Чтов же сталось с Передрягиным? — получил ли он за свою твердость соответственную награду? спросят меня читатели.
Как это ни прискорбно, но на последний вопрос я могу ответить только отрицательно. Почтеннейший Никодим Лукич не только не получил награды, но даже вынужден был подать в отставку.
Причиною всему было слово «конституция».
Хотя и Прелестников и Неослабный по совести засвидетельствовали о неуклонной борьбе Передрягина с конституционалистами, но они не могли скрыть, что в первое время своего плена Никодим Лукич довольно-таки ходко пошел навстречу топтыгинским затеям и что, во всяком случае, он, а не кто другой, был автором пресловутой «зимней конституции», которая на целых полгода отдалила раскрытие злонамеренных укрывательств, грозивших казне безвременным оскудением.
Разумеется, распоряжение не замедлило.
Теперь Передрягин скромно живет с своею Акулиной Ивановной и довольствуется обществом титулярных советников.
Статские советники его опасаются; действительные статские советники хотя и не выказывают явной боязни, но действуют надвое. Что же касается тайных советников, то они просто-напросто дразнятся: «конституционалист! конституционалист!»

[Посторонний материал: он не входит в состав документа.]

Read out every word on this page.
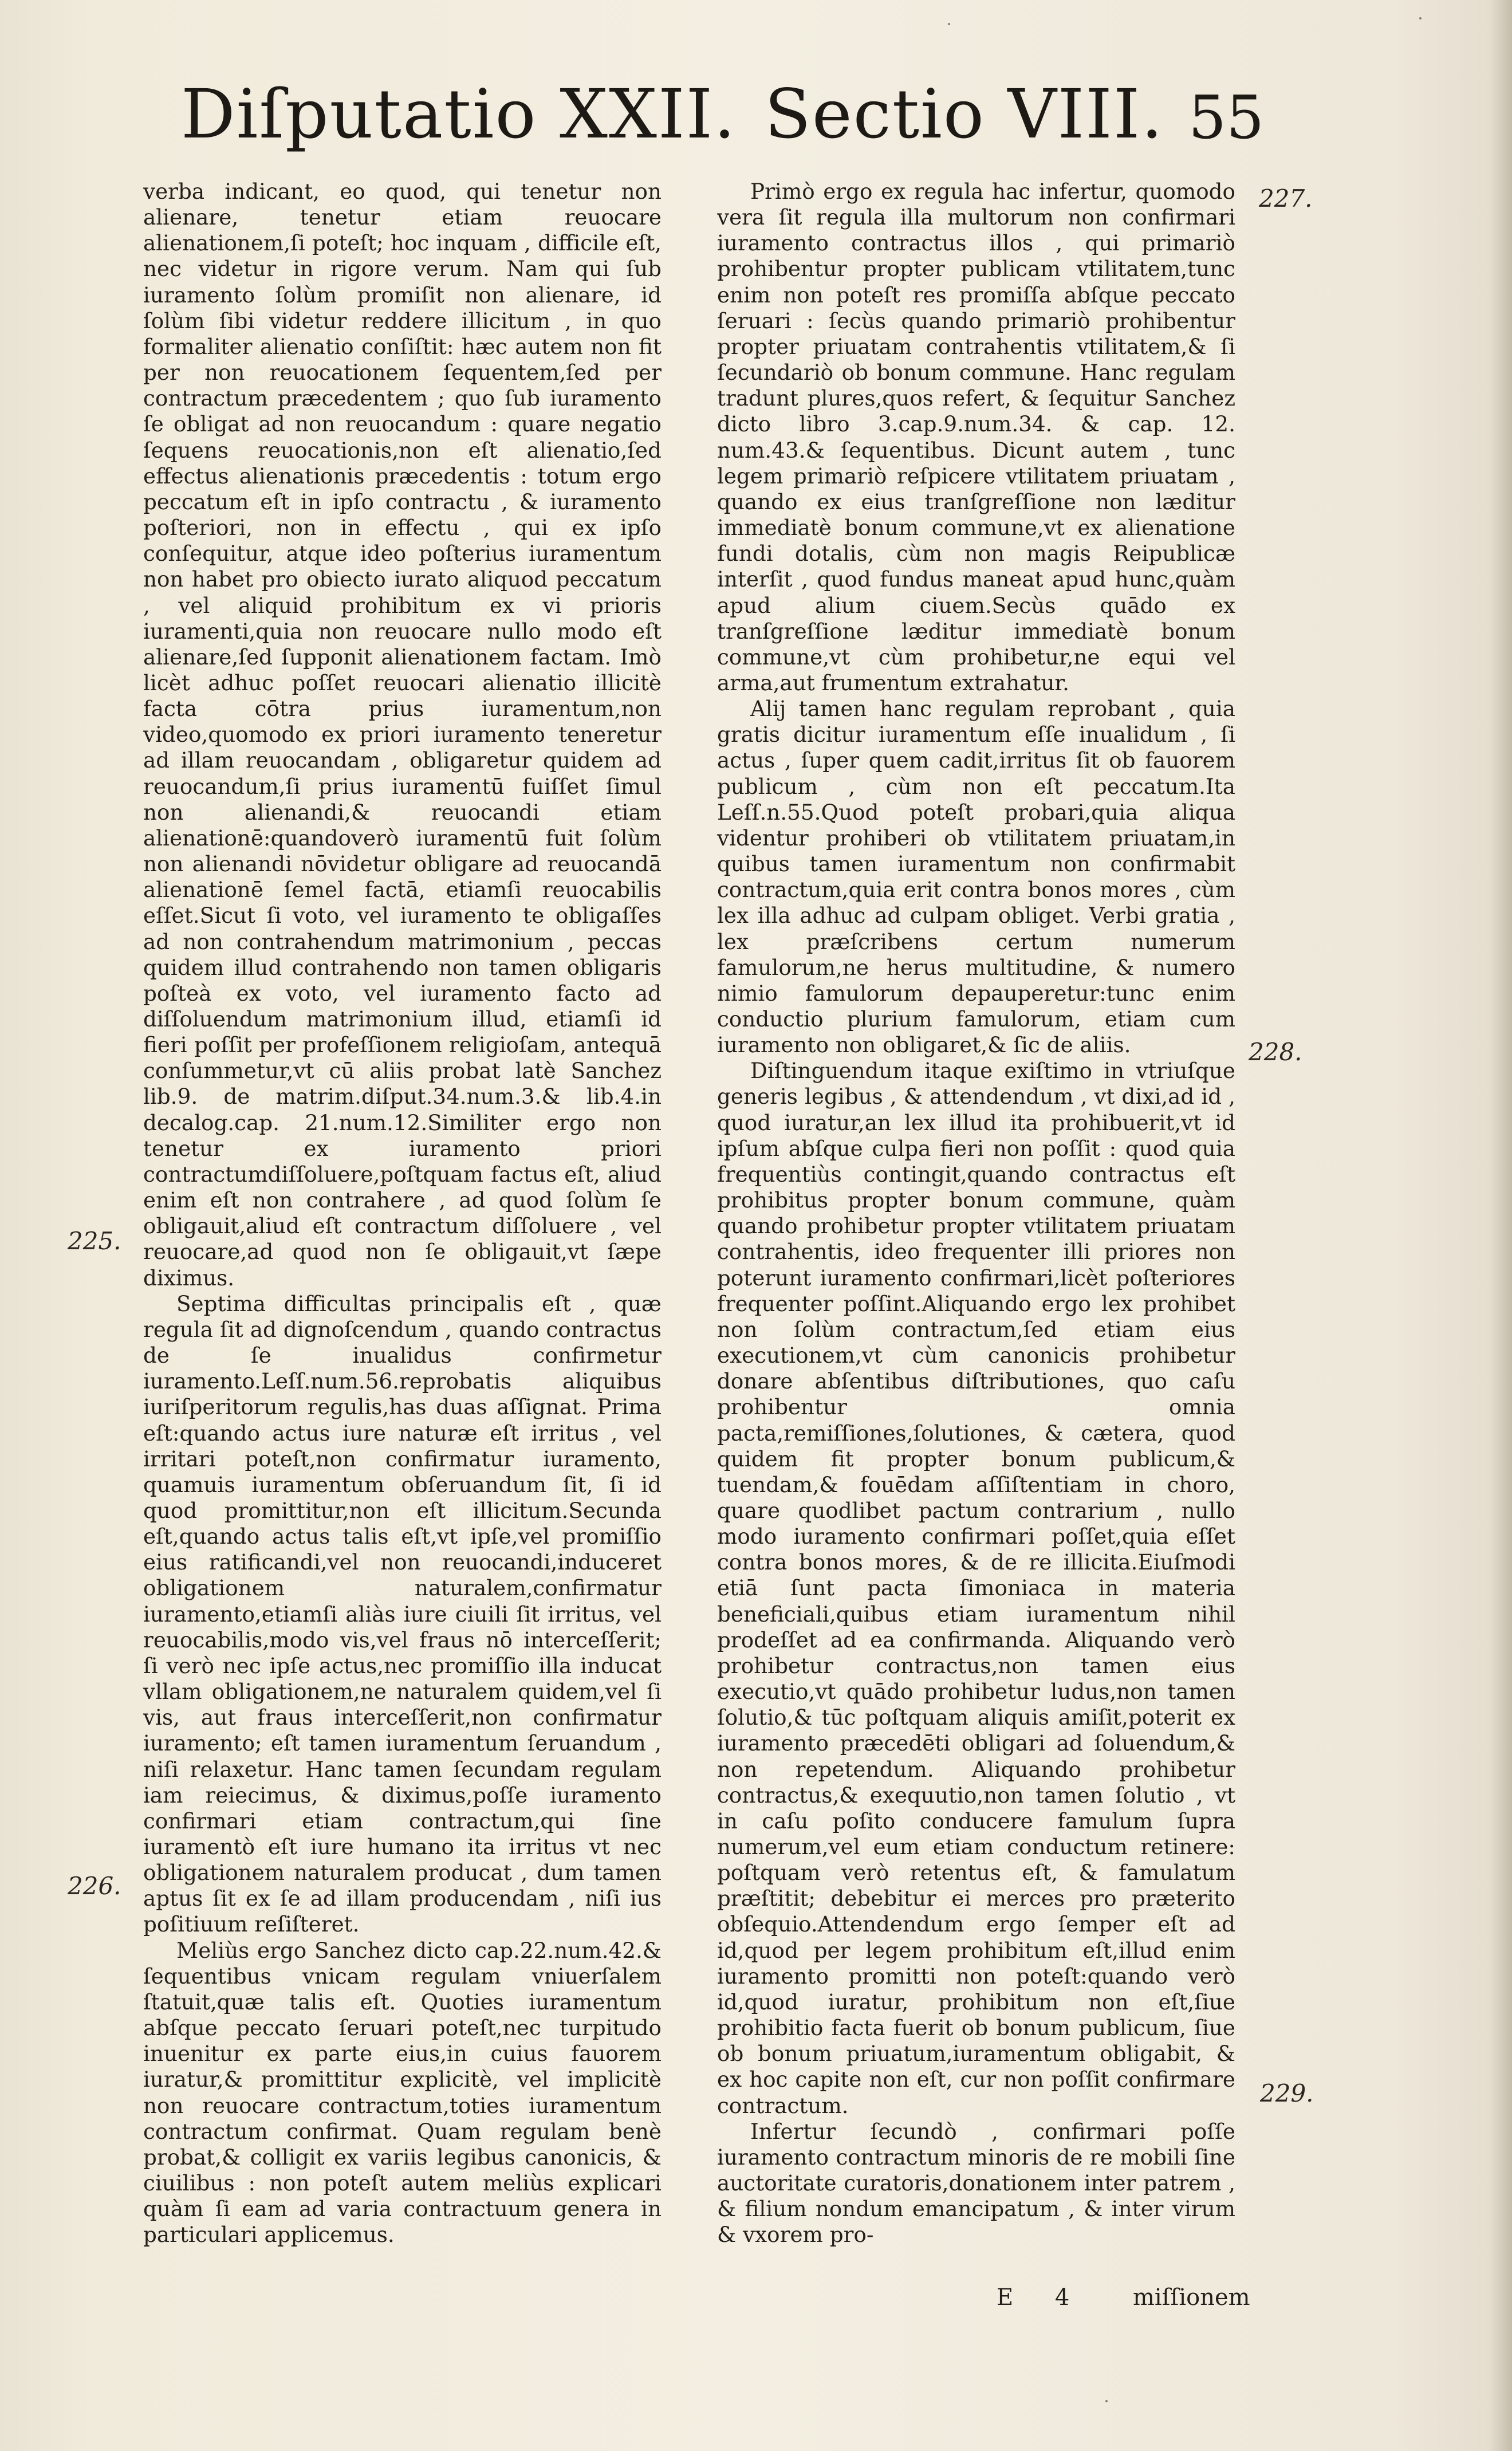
Diſputatio XXII. Sectio VIII. 55

verba indicant, eo quod, qui tenetur non alienare, tenetur etiam reuocare alienationem,ſi poteſt; hoc inquam , difficile eſt, nec videtur in rigore verum. Nam qui ſub iuramento ſolùm promiſit non alienare, id ſolùm ſibi videtur reddere illicitum , in quo formaliter alienatio conſiſtit: hæc autem non fit per non reuocationem ſequentem,ſed per contractum præcedentem ; quo ſub iuramento ſe obligat ad non reuocandum : quare negatio ſequens reuocationis,non eſt alienatio,ſed effectus alienationis præcedentis : totum ergo peccatum eſt in ipſo contractu , & iuramento poſteriori, non in effectu , qui ex ipſo conſequitur, atque ideo poſterius iuramentum non habet pro obiecto iurato aliquod peccatum , vel aliquid prohibitum ex vi prioris iuramenti,quia non reuocare nullo modo eſt alienare,ſed ſupponit alienationem factam. Imò licèt adhuc poſſet reuocari alienatio illicitè facta cōtra prius iuramentum,non video,quomodo ex priori iuramento teneretur ad illam reuocandam , obligaretur quidem ad reuocandum,ſi prius iuramentū fuiſſet ſimul non alienandi,& reuocandi etiam alienationē:quandoverò iuramentū fuit ſolùm non alienandi nōvidetur obligare ad reuocandā alienationē ſemel factā, etiamſi reuocabilis eſſet.Sicut ſi voto, vel iuramento te obligaſſes ad non contrahendum matrimonium , peccas quidem illud contrahendo non tamen obligaris poſteà ex voto, vel iuramento facto ad diſſoluendum matrimonium illud, etiamſi id fieri poſſit per profeſſionem religioſam, antequā conſummetur,vt cū aliis probat latè Sanchez lib.9. de matrim.diſput.34.num.3.& lib.4.in decalog.cap. 21.num.12.Similiter ergo non tenetur ex iuramento priori contractumdiſſoluere,poſtquam factus eſt, aliud enim eſt non contrahere , ad quod ſolùm ſe obligauit,aliud eſt contractum diſſoluere , vel reuocare,ad quod non ſe obligauit,vt ſæpe diximus.

Septima difficultas principalis eſt , quæ regula ſit ad dignoſcendum , quando contractus de ſe inualidus confirmetur iuramento.Leſſ.num.56.reprobatis aliquibus iuriſperitorum regulis,has duas aſſignat. Prima eſt:quando actus iure naturæ eſt irritus , vel irritari poteſt,non confirmatur iuramento, quamuis iuramentum obſeruandum ſit, ſi id quod promittitur,non eſt illicitum.Secunda eſt,quando actus talis eſt,vt ipſe,vel promiſſio eius ratificandi,vel non reuocandi,induceret obligationem naturalem,confirmatur iuramento,etiamſi aliàs iure ciuili ſit irritus, vel reuocabilis,modo vis,vel fraus nō interceſſerit; ſi verò nec ipſe actus,nec promiſſio illa inducat vllam obligationem,ne naturalem quidem,vel ſi vis, aut fraus interceſſerit,non confirmatur iuramento; eſt tamen iuramentum ſeruandum , niſi relaxetur. Hanc tamen ſecundam regulam iam reiecimus, & diximus,poſſe iuramento confirmari etiam contractum,qui ſine iuramentò eſt iure humano ita irritus vt nec obligationem naturalem producat , dum tamen aptus ſit ex ſe ad illam producendam , niſi ius poſitiuum reſiſteret.

Meliùs ergo Sanchez dicto cap.22.num.42.& ſequentibus vnicam regulam vniuerſalem ſtatuit,quæ talis eſt. Quoties iuramentum abſque peccato ſeruari poteſt,nec turpitudo inuenitur ex parte eius,in cuius fauorem iuratur,& promittitur explicitè, vel implicitè non reuocare contractum,toties iuramentum contractum confirmat. Quam regulam benè probat,& colligit ex variis legibus canonicis, & ciuilibus : non poteſt autem meliùs explicari quàm ſi eam ad varia contractuum genera in particulari applicemus.

Primò ergo ex regula hac infertur, quomodo vera ſit regula illa multorum non confirmari iuramento contractus illos , qui primariò prohibentur propter publicam vtilitatem,tunc enim non poteſt res promiſſa abſque peccato ſeruari : ſecùs quando primariò prohibentur propter priuatam contrahentis vtilitatem,& ſi ſecundariò ob bonum commune. Hanc regulam tradunt plures,quos refert, & ſequitur Sanchez dicto libro 3.cap.9.num.34. & cap. 12. num.43.& ſequentibus. Dicunt autem , tunc legem primariò reſpicere vtilitatem priuatam , quando ex eius tranſgreſſione non læditur immediatè bonum commune,vt ex alienatione fundi dotalis, cùm non magis Reipublicæ interſit , quod fundus maneat apud hunc,quàm apud alium ciuem.Secùs quādo ex tranſgreſſione læditur immediatè bonum commune,vt cùm prohibetur,ne equi vel arma,aut frumentum extrahatur.

Alij tamen hanc regulam reprobant , quia gratis dicitur iuramentum eſſe inualidum , ſi actus , ſuper quem cadit,irritus ſit ob fauorem publicum , cùm non eſt peccatum.Ita Leſſ.n.55.Quod poteſt probari,quia aliqua videntur prohiberi ob vtilitatem priuatam,in quibus tamen iuramentum non confirmabit contractum,quia erit contra bonos mores , cùm lex illa adhuc ad culpam obliget. Verbi gratia , lex præſcribens certum numerum famulorum,ne herus multitudine, & numero nimio famulorum depauperetur:tunc enim conductio plurium famulorum, etiam cum iuramento non obligaret,& ſic de aliis.

Diſtinguendum itaque exiſtimo in vtriuſque generis legibus , & attendendum , vt dixi,ad id , quod iuratur,an lex illud ita prohibuerit,vt id ipſum abſque culpa fieri non poſſit : quod quia frequentiùs contingit,quando contractus eſt prohibitus propter bonum commune, quàm quando prohibetur propter vtilitatem priuatam contrahentis, ideo frequenter illi priores non poterunt iuramento confirmari,licèt poſteriores frequenter poſſint.Aliquando ergo lex prohibet non ſolùm contractum,ſed etiam eius executionem,vt cùm canonicis prohibetur donare abſentibus diſtributiones, quo caſu prohibentur omnia pacta,remiſſiones,ſolutiones, & cætera, quod quidem fit propter bonum publicum,& tuendam,& fouēdam aſſiſtentiam in choro, quare quodlibet pactum contrarium , nullo modo iuramento confirmari poſſet,quia eſſet contra bonos mores, & de re illicita.Eiuſmodi etiā ſunt pacta ſimoniaca in materia beneficiali,quibus etiam iuramentum nihil prodeſſet ad ea confirmanda. Aliquando verò prohibetur contractus,non tamen eius executio,vt quādo prohibetur ludus,non tamen ſolutio,& tūc poſtquam aliquis amiſit,poterit ex iuramento præcedēti obligari ad ſoluendum,& non repetendum. Aliquando prohibetur contractus,& exequutio,non tamen ſolutio , vt in caſu poſito conducere famulum ſupra numerum,vel eum etiam conductum retinere: poſtquam verò retentus eſt, & famulatum præſtitit; debebitur ei merces pro præterito obſequio.Attendendum ergo ſemper eſt ad id,quod per legem prohibitum eſt,illud enim iuramento promitti non poteſt:quando verò id,quod iuratur, prohibitum non eſt,ſiue prohibitio facta fuerit ob bonum publicum, ſiue ob bonum priuatum,iuramentum obligabit, & ex hoc capite non eſt, cur non poſſit confirmare contractum.

Infertur ſecundò , confirmari poſſe iuramento contractum minoris de re mobili ſine auctoritate curatoris,donationem inter patrem , & filium nondum emancipatum , & inter virum & vxorem pro-

225.
226.
227.
228.
229.
E 4 miſſionem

Тем не менее Передрягин не унывает и даже, по-видимому, совсем примирился с своим новым званием. На днях я его встретил идущим в контору «Полицейских ведомостей», куда он нес для опубликования объявление. Объявление это гласило:
НОВОСТЬ!! СТАТСКИЙ СОВЕТНИК ПЕРЕДРЯГИН!!!
(Знаменская, Гусев переулок, 29)
Изготовляет КОНСТИТУЦИИ для всех стран и во всех смыслах. Проектирует реформы судебные, земские и иные, а равно ходатайствует об упразднении таковых. Имеет аттестаты. Вознаграждение умеренное. Согласен в отъезд.

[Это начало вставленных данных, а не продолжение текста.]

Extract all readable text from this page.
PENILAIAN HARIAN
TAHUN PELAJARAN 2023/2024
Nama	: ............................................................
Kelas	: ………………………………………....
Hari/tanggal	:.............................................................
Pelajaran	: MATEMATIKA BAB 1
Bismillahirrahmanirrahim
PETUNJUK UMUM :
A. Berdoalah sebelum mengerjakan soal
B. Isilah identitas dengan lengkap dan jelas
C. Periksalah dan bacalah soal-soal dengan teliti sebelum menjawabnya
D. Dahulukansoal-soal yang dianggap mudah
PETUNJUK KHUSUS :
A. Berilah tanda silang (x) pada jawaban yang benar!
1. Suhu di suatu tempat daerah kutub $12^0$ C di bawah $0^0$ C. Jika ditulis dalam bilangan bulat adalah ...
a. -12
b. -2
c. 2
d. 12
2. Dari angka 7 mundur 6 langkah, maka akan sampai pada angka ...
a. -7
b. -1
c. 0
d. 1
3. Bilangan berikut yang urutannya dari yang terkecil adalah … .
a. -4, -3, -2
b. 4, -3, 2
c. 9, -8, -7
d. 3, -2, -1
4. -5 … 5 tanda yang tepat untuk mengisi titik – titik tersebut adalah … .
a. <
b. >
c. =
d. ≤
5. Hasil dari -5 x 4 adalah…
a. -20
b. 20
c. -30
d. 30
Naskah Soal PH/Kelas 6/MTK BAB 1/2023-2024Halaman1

И вы увидите, что объявление это, чего доброго, возымеет действие, и Передрягин получит заказ.
ПИСЬМО III
Чаще и чаще приходится слышать, что жить становится скучно и тяжело. И нельзя сказать, чтобы эти сетования были безосновательны. Не в смысле сокращения суммы так называемых развлечений — их даже чересчур достаточно — и не в смысле увеличивающейся с каждым днем суммы утрат и несбывшихся надежд, а просто потому, что понять ничего нельзя. Самые противоречивые течения до такой степени перепутались и загромоздили пути, что человек чувствует себя как бы в застенке, в котором вдобавок его ударило по темени. Он измучен не столько реальностью настигающих его зол, сколько бесплодностью своих метаний и сознанием, что жизненный процесс хотя и не прекратился, но в то же время утерял творческую силу. Жизнь утонула в массе подробностей, из которых каждая устраивается сама по себе, вне всякого соответствия с какой бы то ни было руководящей идеей. Неоткуда взяться этой идее; неоткуда и незачем. Прошедшее — несостоятельно, будущее — загромождено.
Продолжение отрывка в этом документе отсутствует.